Vorlath # 31. July 2006, 23:46
The way you solve the Message class by using an interface is exatly what I'm talking about. I've tried something similar to what you're doing and many other ways as can be seen above. I wish there was a way that I didn't have to link together Message and Socket that directly. Subclassing is tempting, but that limits the class to one particular expansion of functionality. I like the previous comments. It's very reflective of current programming trends. Not that it's bad. Quite the contrary. I simply think there is a limation to these languages. I haven't looked to much at others, but if they have a solution, I would likely start using it.
We need ways to introduce extra functionality to existing objects without modifydng them in such a way that they now require external objects to function. Yes, for this specific use, it will require another object for the extra functionality. But it should be optional. When I use the original object, the source should be exactly the same as it always was and be completely independant. Added "plugins" would allow it to achieve this extra functionality, but without having to change the source of the original object. I think that explains it better.
Anonymous # 1. August 2006, 22:55
As far as passing basic data types as method parameters my rule of thumb (which I learned from much more experienced professionals) is to keep it to a minimum. Avoiding it completely is not reasonable especially when it comes to low-level abstractions (like the Message-Socket one). As far as breaking encapsulation I disagree - data is transformed into raw bytes and then transformed back by the same class...
I also think you can use interfaces in C++ in the form of classes with pure virtual functions.
Object Orientation has a lot to do with objects requiring external objects to function. When objects are decoupled extension is usually done by re-implementation of these external objects, without changing the source.
I understand you are trying to acheive this by having external objects extract the data they need from the object and act upon it - but why do you prefer this to simply adding functionality inside the class? All I see is an added dependency, not an improved independence...
Vorlath # 2. August 2006, 00:33
BTW, the dependancy you see is within one project. It is but an illusion. I'm thinking larger scale to multiple projects. If I have class A, I want to be able to use it in multiple projects as is. But if I want to add functionality to class A in ONE of my projects, I should be able to do that without touching class A (because I don't want to couple its definition to anything else). My problem is that this added functionality should be applicable to different classes. There are very real uses for this. I have a system for this and it's the most flexible and extensible system I've ever used. I only program this way now because it's SO much easier.
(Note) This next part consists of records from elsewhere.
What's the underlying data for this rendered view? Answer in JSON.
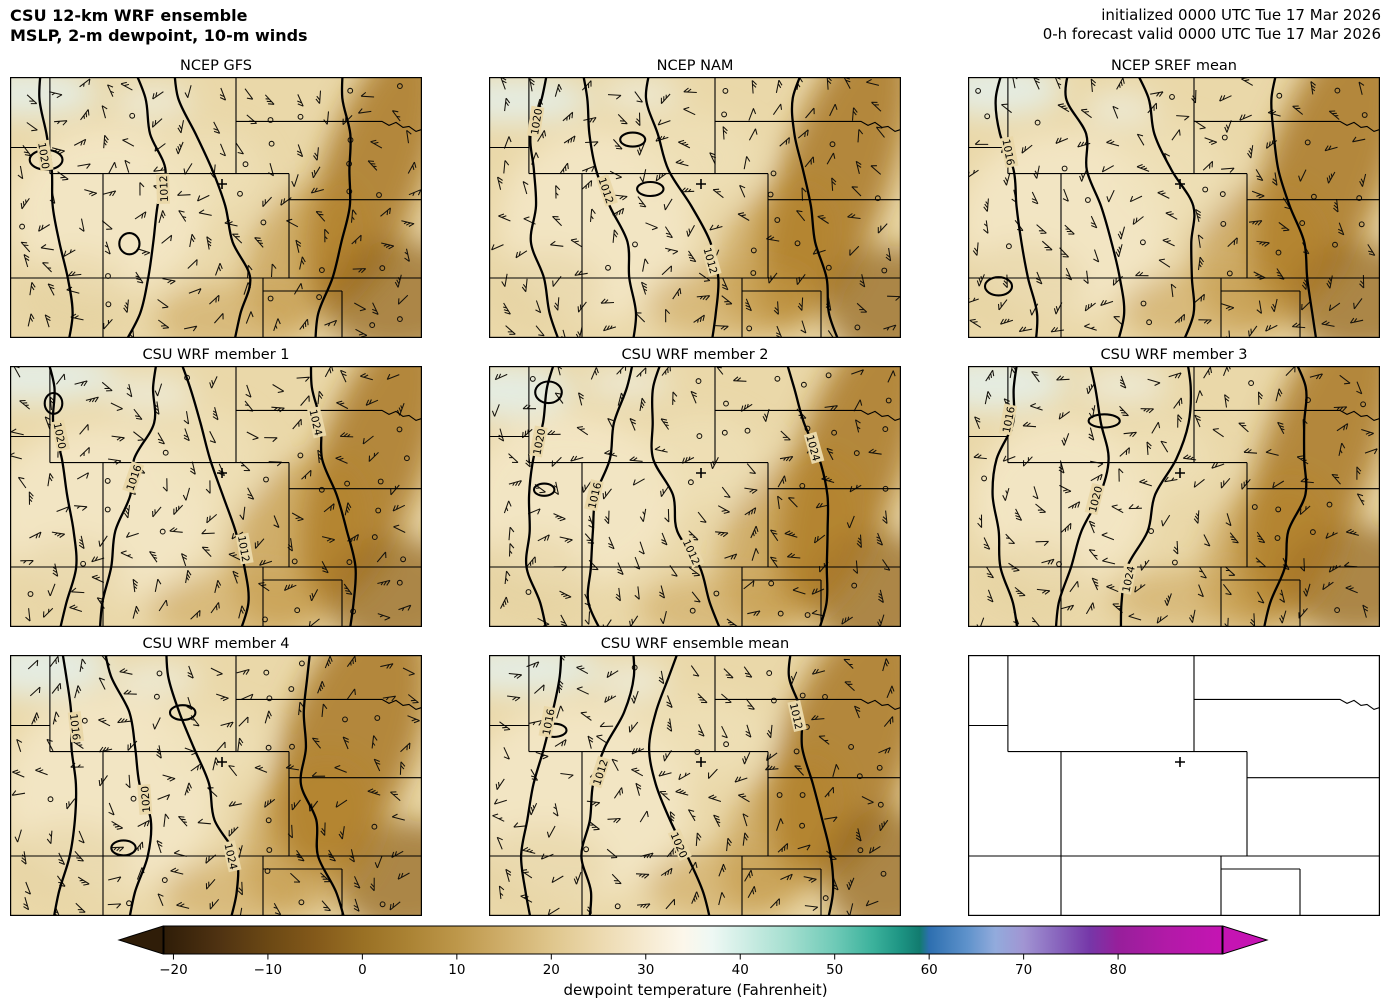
{
  "header": {
    "title_line1": "CSU 12-km WRF ensemble",
    "title_line2": "MSLP, 2-m dewpoint, 10-m winds",
    "init_line": "initialized 0000 UTC Tue 17 Mar 2026",
    "valid_line": "0-h forecast valid 0000 UTC Tue 17 Mar 2026"
  },
  "panels": [
    {
      "title": "NCEP GFS",
      "isobar_labels": [
        "1020",
        "1012"
      ]
    },
    {
      "title": "NCEP NAM",
      "isobar_labels": [
        "1020",
        "1012",
        "1012"
      ]
    },
    {
      "title": "NCEP SREF mean",
      "isobar_labels": [
        "1016"
      ]
    },
    {
      "title": "CSU WRF member 1",
      "isobar_labels": [
        "1020",
        "1016",
        "1012",
        "1024"
      ]
    },
    {
      "title": "CSU WRF member 2",
      "isobar_labels": [
        "1020",
        "1016",
        "1012",
        "1024"
      ]
    },
    {
      "title": "CSU WRF member 3",
      "isobar_labels": [
        "1016",
        "1020",
        "1024"
      ]
    },
    {
      "title": "CSU WRF member 4",
      "isobar_labels": [
        "1016",
        "1020",
        "1024"
      ]
    },
    {
      "title": "CSU WRF ensemble mean",
      "isobar_labels": [
        "1016",
        "1012",
        "1020",
        "1012"
      ]
    },
    {
      "title": "",
      "isobar_labels": []
    }
  ],
  "colorbar": {
    "label": "dewpoint temperature (Fahrenheit)",
    "tick_labels": [
      "−20",
      "−10",
      "0",
      "10",
      "20",
      "30",
      "40",
      "50",
      "60",
      "70",
      "80"
    ]
  },
  "chart_data": {
    "type": "heatmap",
    "title": "CSU 12-km WRF ensemble",
    "subtitle": "MSLP, 2-m dewpoint, 10-m winds",
    "initialized": "0000 UTC Tue 17 Mar 2026",
    "forecast": "0-h forecast valid 0000 UTC Tue 17 Mar 2026",
    "panel_titles": [
      "NCEP GFS",
      "NCEP NAM",
      "NCEP SREF mean",
      "CSU WRF member 1",
      "CSU WRF member 2",
      "CSU WRF member 3",
      "CSU WRF member 4",
      "CSU WRF ensemble mean"
    ],
    "layout": "3x3 panel grid; ninth panel blank state-border outline with + marker",
    "fields": [
      "mean sea-level pressure contours (hPa)",
      "2-m dewpoint temperature shaded (F)",
      "10-m wind barbs"
    ],
    "isobar_values_hPa": [
      1012,
      1016,
      1020,
      1024
    ],
    "marker": "+ near north-central Colorado in every panel",
    "colorbar": {
      "label": "dewpoint temperature (Fahrenheit)",
      "tick_values": [
        -20,
        -10,
        0,
        10,
        20,
        30,
        40,
        50,
        60,
        70,
        80
      ],
      "value_range": [
        -21,
        91
      ],
      "extend": "both",
      "stops": [
        [
          -21,
          "#2f1d08"
        ],
        [
          -15,
          "#503312"
        ],
        [
          -10,
          "#6b4814"
        ],
        [
          -5,
          "#83591a"
        ],
        [
          0,
          "#997024"
        ],
        [
          5,
          "#ab8334"
        ],
        [
          10,
          "#bd974a"
        ],
        [
          15,
          "#cfae6a"
        ],
        [
          20,
          "#dfc68c"
        ],
        [
          25,
          "#ecd9ae"
        ],
        [
          30,
          "#f6ead0"
        ],
        [
          34,
          "#fcf7eb"
        ],
        [
          37,
          "#eef8f4"
        ],
        [
          40,
          "#d3efe7"
        ],
        [
          45,
          "#a5dfd0"
        ],
        [
          50,
          "#6fcab7"
        ],
        [
          54,
          "#3cb29c"
        ],
        [
          57,
          "#1d9483"
        ],
        [
          59,
          "#127b6f"
        ],
        [
          60,
          "#2d6fb0"
        ],
        [
          64,
          "#5e92cb"
        ],
        [
          67,
          "#92abdc"
        ],
        [
          70,
          "#a195d3"
        ],
        [
          74,
          "#8660bb"
        ],
        [
          77,
          "#7637a8"
        ],
        [
          80,
          "#971f9b"
        ],
        [
          85,
          "#b11aa7"
        ],
        [
          91,
          "#c514b3"
        ]
      ]
    }
  }
}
I'd like to pick at your external objecst and high level objects argument for a second. High level objects can't act on anything. They are simply wrappers. For the programmer, this may be fine to a certain extent, but it locks you into that one specific use. Even with interfaces, it locks you into a request mechanism that doesn't reflect many things in the real world. In the real world, most requests happen asynchronously and the receiver usually opens the package and deals with the low level parts him or herself. Even if you delegate the job, someone must eventually understand the information in the package as well as the information in another package. There's no getting around it. And that's why encapsulation is a lie.